Тут Ларочка взяла меня под свою защиту.
– Ну как вы так можете! – расшумелась она. – Что за дурацкие вопросы! И что вы к мальчику пристаёте? Что вы от него хотите? Вообще, откуда ему знать?
– Твой, что ли, мальчик? – возмутилась Рыжая. – И что я такого у него спросила? И ничего особенного я в виду не имела.
– Скажи тогда, – добивалась Лариса, – а что ты такого простого имела в виду?
– Ну, –
– Какой! – настаивала Ларочка.
– Или это предмет одежды, – хитрила Рыжая, – я просто боюсь ошибиться. Потому и хотела уточнить.
– Да будешь ты говорить или нет? – вскричал Альтист. – Говори, не рви душу. Только без форшлагов.
– Что ты, какие форшлаги… Вообще, ты слышал от меня когда-нибудь хоть один форшлаг? Я имела в виду одну вещь…Вы все, может быть, знаете. Пажики. Да, именно их. Что такого… Это одежда или туалет? Лёшенька, как ты думаешь?
– А что, – спросил я, – туалет и одежда – это не одно и то же?

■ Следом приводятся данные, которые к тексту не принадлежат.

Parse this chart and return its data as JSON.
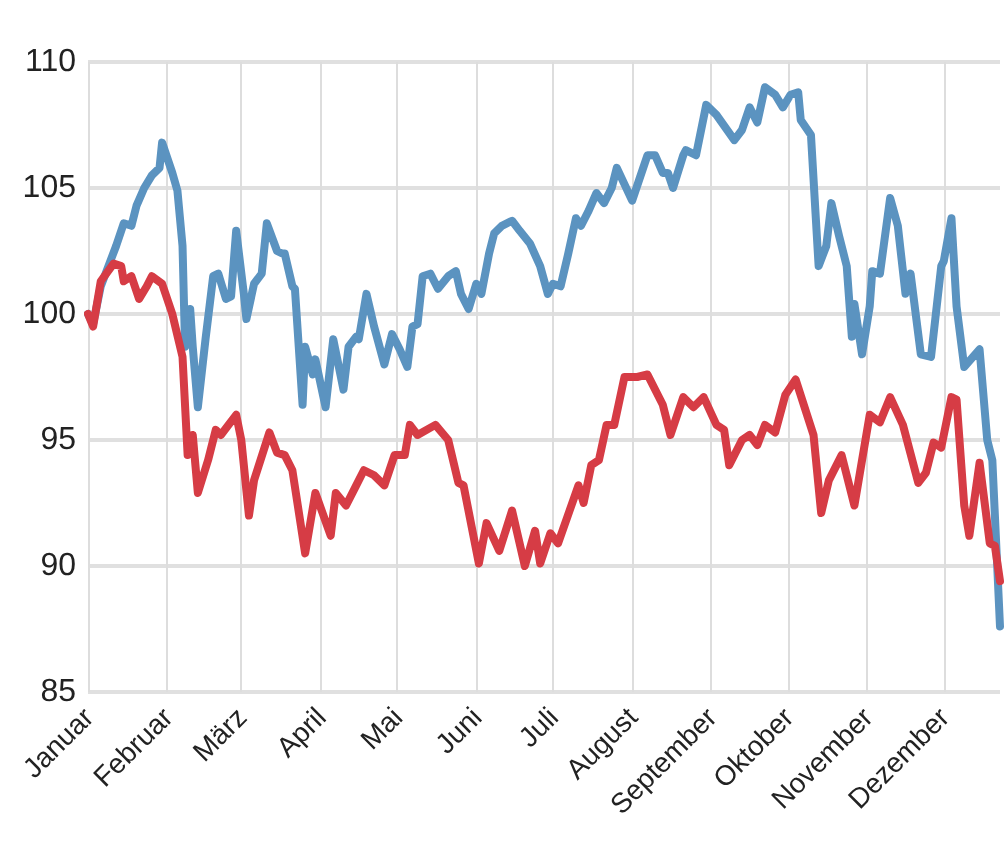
{
  "chart_data": {
    "type": "line",
    "xlim": [
      "--01-01",
      "--12-23"
    ],
    "ylim": [
      85,
      110
    ],
    "xticks": [
      {
        "value": "--01-01",
        "label": "Januar"
      },
      {
        "value": "--02-01",
        "label": "Februar"
      },
      {
        "value": "--03-01",
        "label": "März"
      },
      {
        "value": "--04-01",
        "label": "April"
      },
      {
        "value": "--05-01",
        "label": "Mai"
      },
      {
        "value": "--06-01",
        "label": "Juni"
      },
      {
        "value": "--07-01",
        "label": "Juli"
      },
      {
        "value": "--08-01",
        "label": "August"
      },
      {
        "value": "--09-01",
        "label": "September"
      },
      {
        "value": "--10-01",
        "label": "Oktober"
      },
      {
        "value": "--11-01",
        "label": "November"
      },
      {
        "value": "--12-01",
        "label": "Dezember"
      }
    ],
    "yticks": [
      85,
      90,
      95,
      100,
      105,
      110
    ],
    "grid": true,
    "marker": "none",
    "line_style": "solid",
    "series": [
      {
        "color": "#5b93c0",
        "x": [
          "--01-01",
          "--01-03",
          "--01-06",
          "--01-09",
          "--01-12",
          "--01-15",
          "--01-18",
          "--01-20",
          "--01-23",
          "--01-26",
          "--01-29",
          "--01-30",
          "--02-03",
          "--02-05",
          "--02-07",
          "--02-08",
          "--02-10",
          "--02-11",
          "--02-13",
          "--02-16",
          "--02-19",
          "--02-21",
          "--02-24",
          "--02-26",
          "--02-28",
          "--03-02",
          "--03-03",
          "--03-06",
          "--03-09",
          "--03-11",
          "--03-15",
          "--03-17",
          "--03-18",
          "--03-21",
          "--03-22",
          "--03-25",
          "--03-26",
          "--03-29",
          "--03-30",
          "--04-03",
          "--04-06",
          "--04-10",
          "--04-12",
          "--04-15",
          "--04-16",
          "--04-19",
          "--04-22",
          "--04-26",
          "--04-29",
          "--05-02",
          "--05-05",
          "--05-07",
          "--05-09",
          "--05-11",
          "--05-14",
          "--05-17",
          "--05-21",
          "--05-24",
          "--05-26",
          "--05-29",
          "--06-01",
          "--06-03",
          "--06-06",
          "--06-08",
          "--06-11",
          "--06-15",
          "--06-18",
          "--06-22",
          "--06-26",
          "--06-29",
          "--07-01",
          "--07-04",
          "--07-07",
          "--07-10",
          "--07-12",
          "--07-15",
          "--07-18",
          "--07-21",
          "--07-24",
          "--07-26",
          "--08-01",
          "--08-05",
          "--08-07",
          "--08-10",
          "--08-13",
          "--08-15",
          "--08-17",
          "--08-21",
          "--08-22",
          "--08-26",
          "--08-30",
          "--09-03",
          "--09-10",
          "--09-13",
          "--09-16",
          "--09-19",
          "--09-22",
          "--09-26",
          "--09-29",
          "--10-02",
          "--10-05",
          "--10-06",
          "--10-10",
          "--10-13",
          "--10-16",
          "--10-18",
          "--10-21",
          "--10-24",
          "--10-26",
          "--10-27",
          "--10-30",
          "--11-02",
          "--11-03",
          "--11-06",
          "--11-10",
          "--11-13",
          "--11-16",
          "--11-18",
          "--11-22",
          "--11-26",
          "--11-30",
          "--12-01",
          "--12-04",
          "--12-06",
          "--12-09",
          "--12-15",
          "--12-18",
          "--12-20",
          "--12-23"
        ],
        "values": [
          100.0,
          99.6,
          101.1,
          101.9,
          102.7,
          103.6,
          103.5,
          104.3,
          105.0,
          105.5,
          105.8,
          106.8,
          105.6,
          104.9,
          102.7,
          98.7,
          100.2,
          98.7,
          96.3,
          99.0,
          101.5,
          101.6,
          100.6,
          100.7,
          103.3,
          100.8,
          99.8,
          101.2,
          101.6,
          103.6,
          102.5,
          102.4,
          102.4,
          101.1,
          101.0,
          96.4,
          98.7,
          97.6,
          98.2,
          96.3,
          99.0,
          97.0,
          98.7,
          99.1,
          99.0,
          100.8,
          99.5,
          98.0,
          99.2,
          98.6,
          97.9,
          99.5,
          99.6,
          101.5,
          101.6,
          101.0,
          101.5,
          101.7,
          100.8,
          100.2,
          101.2,
          100.8,
          102.4,
          103.2,
          103.5,
          103.7,
          103.3,
          102.8,
          101.9,
          100.8,
          101.2,
          101.1,
          102.4,
          103.8,
          103.5,
          104.1,
          104.8,
          104.4,
          105.0,
          105.8,
          104.5,
          105.7,
          106.3,
          106.3,
          105.6,
          105.6,
          105.0,
          106.3,
          106.5,
          106.3,
          108.3,
          107.9,
          106.9,
          107.3,
          108.2,
          107.6,
          109.0,
          108.7,
          108.2,
          108.7,
          108.8,
          107.7,
          107.1,
          101.9,
          102.7,
          104.4,
          103.1,
          101.9,
          99.1,
          100.4,
          98.4,
          100.3,
          101.7,
          101.6,
          104.6,
          103.5,
          100.8,
          101.6,
          98.4,
          98.3,
          101.9,
          102.1,
          103.8,
          100.3,
          97.9,
          98.6,
          95.0,
          94.2,
          87.6
        ]
      },
      {
        "color": "#d63c45",
        "x": [
          "--01-01",
          "--01-03",
          "--01-06",
          "--01-11",
          "--01-14",
          "--01-15",
          "--01-18",
          "--01-21",
          "--01-24",
          "--01-26",
          "--01-30",
          "--02-03",
          "--02-07",
          "--02-09",
          "--02-11",
          "--02-13",
          "--02-17",
          "--02-20",
          "--02-22",
          "--02-28",
          "--03-01",
          "--03-04",
          "--03-06",
          "--03-12",
          "--03-15",
          "--03-18",
          "--03-21",
          "--03-26",
          "--03-30",
          "--04-05",
          "--04-07",
          "--04-11",
          "--04-15",
          "--04-18",
          "--04-22",
          "--04-26",
          "--04-30",
          "--05-04",
          "--05-06",
          "--05-09",
          "--05-16",
          "--05-21",
          "--05-25",
          "--05-27",
          "--06-02",
          "--06-05",
          "--06-10",
          "--06-15",
          "--06-20",
          "--06-24",
          "--06-26",
          "--06-30",
          "--07-03",
          "--07-11",
          "--07-13",
          "--07-16",
          "--07-19",
          "--07-22",
          "--07-25",
          "--07-29",
          "--08-03",
          "--08-07",
          "--08-13",
          "--08-16",
          "--08-21",
          "--08-25",
          "--08-29",
          "--09-03",
          "--09-06",
          "--09-08",
          "--09-13",
          "--09-16",
          "--09-19",
          "--09-22",
          "--09-26",
          "--09-30",
          "--10-04",
          "--10-11",
          "--10-14",
          "--10-17",
          "--10-22",
          "--10-27",
          "--11-02",
          "--11-06",
          "--11-10",
          "--11-15",
          "--11-21",
          "--11-24",
          "--11-27",
          "--11-30",
          "--12-04",
          "--12-06",
          "--12-09",
          "--12-11",
          "--12-15",
          "--12-19",
          "--12-21",
          "--12-23"
        ],
        "values": [
          100.0,
          99.5,
          101.3,
          102.0,
          101.9,
          101.3,
          101.5,
          100.6,
          101.1,
          101.5,
          101.2,
          100.0,
          98.3,
          94.4,
          95.2,
          92.9,
          94.2,
          95.4,
          95.2,
          96.0,
          95.0,
          92.0,
          93.4,
          95.3,
          94.5,
          94.4,
          93.8,
          90.5,
          92.9,
          91.2,
          92.9,
          92.4,
          93.2,
          93.8,
          93.6,
          93.2,
          94.4,
          94.4,
          95.6,
          95.2,
          95.6,
          95.0,
          93.3,
          93.2,
          90.1,
          91.7,
          90.6,
          92.2,
          90.0,
          91.4,
          90.1,
          91.3,
          90.9,
          93.2,
          92.5,
          94.0,
          94.2,
          95.6,
          95.6,
          97.5,
          97.5,
          97.6,
          96.4,
          95.2,
          96.7,
          96.3,
          96.7,
          95.6,
          95.4,
          94.0,
          95.0,
          95.2,
          94.8,
          95.6,
          95.3,
          96.8,
          97.4,
          95.2,
          92.1,
          93.4,
          94.4,
          92.4,
          96.0,
          95.7,
          96.7,
          95.6,
          93.3,
          93.7,
          94.9,
          94.7,
          96.7,
          96.6,
          92.4,
          91.2,
          94.1,
          90.9,
          90.8,
          89.4
        ]
      }
    ]
  }
}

Тут девушки устроили беготню, писк и смех. Я, вообще, пажик один раз видел, он дома у нас на полу валялся, и пистолет видел, даже в руках держал, но никак не мог взять в толк, как на пажиках будет пистолет болтаться? Чудно, что только женщины не изобретут. Видимо, это просто какие-то фантазии, ничего больше. И у отца, главное, не спросить, не говоря уж о матери. Надо будет впоследствии Ларочку озадачить по этому поводу – удержится ли на пажиках пистолет. Только бы не забыть, размышлял я, да улучить удобный момент. Хотя, ужас какой – с девушкой общаться на такую сомнительную тему… Что она может обо мне подумать?.. Вдруг объяснять начнёт. А как Борис посмотрит на такие объяснения… И что у них за любовь …Так продолжалась в тот вечер наша прогулка между пажиками, пистолетом и ариями из прекрасной оперетты «Марица». Кстати, всем, кто не слышал или не смотрел это фундаментальное произведение великого композитора Кальмана, я категорически рекомендую его как сглаживающее многие углы и разрешающее противоречия сложных межчеловеческих отношений. Вот и мы со смехом и шутками добрались в тот вечер до конечного пункта нашей прогулки – театра Музкомедии, где на всех афишах чёрным по белому был обозначен в качестве участника Большой филармонический оркестр. Убедившись в этом факте, надышавшись ароматом елей, окружавших здание театра со всех сторон, команда наша двинулась в обратный путь. Получалось так, что всю дорогу Ларочка то была со мной под ручку, то с Борисом, лепетала что-то такое неопределённо-воздушное, и все наши любовные страсти как-то постепенно улеглись. Или улетучились. Или никогда и не возникали. Или возникали, но только в одной моей голове? Я очнулся от этих размышлений только возле Ларочкиного крыльца, когда она со всеми распрощалась, расцеловалась и упорхнула в свой подъезд со своего высокого крылечка. Компания тут же распалась, мы с Борисом остались вдвоём, друг напротив друга. И пошли мы с ним к нашему дому, палимы ярким лунным светом.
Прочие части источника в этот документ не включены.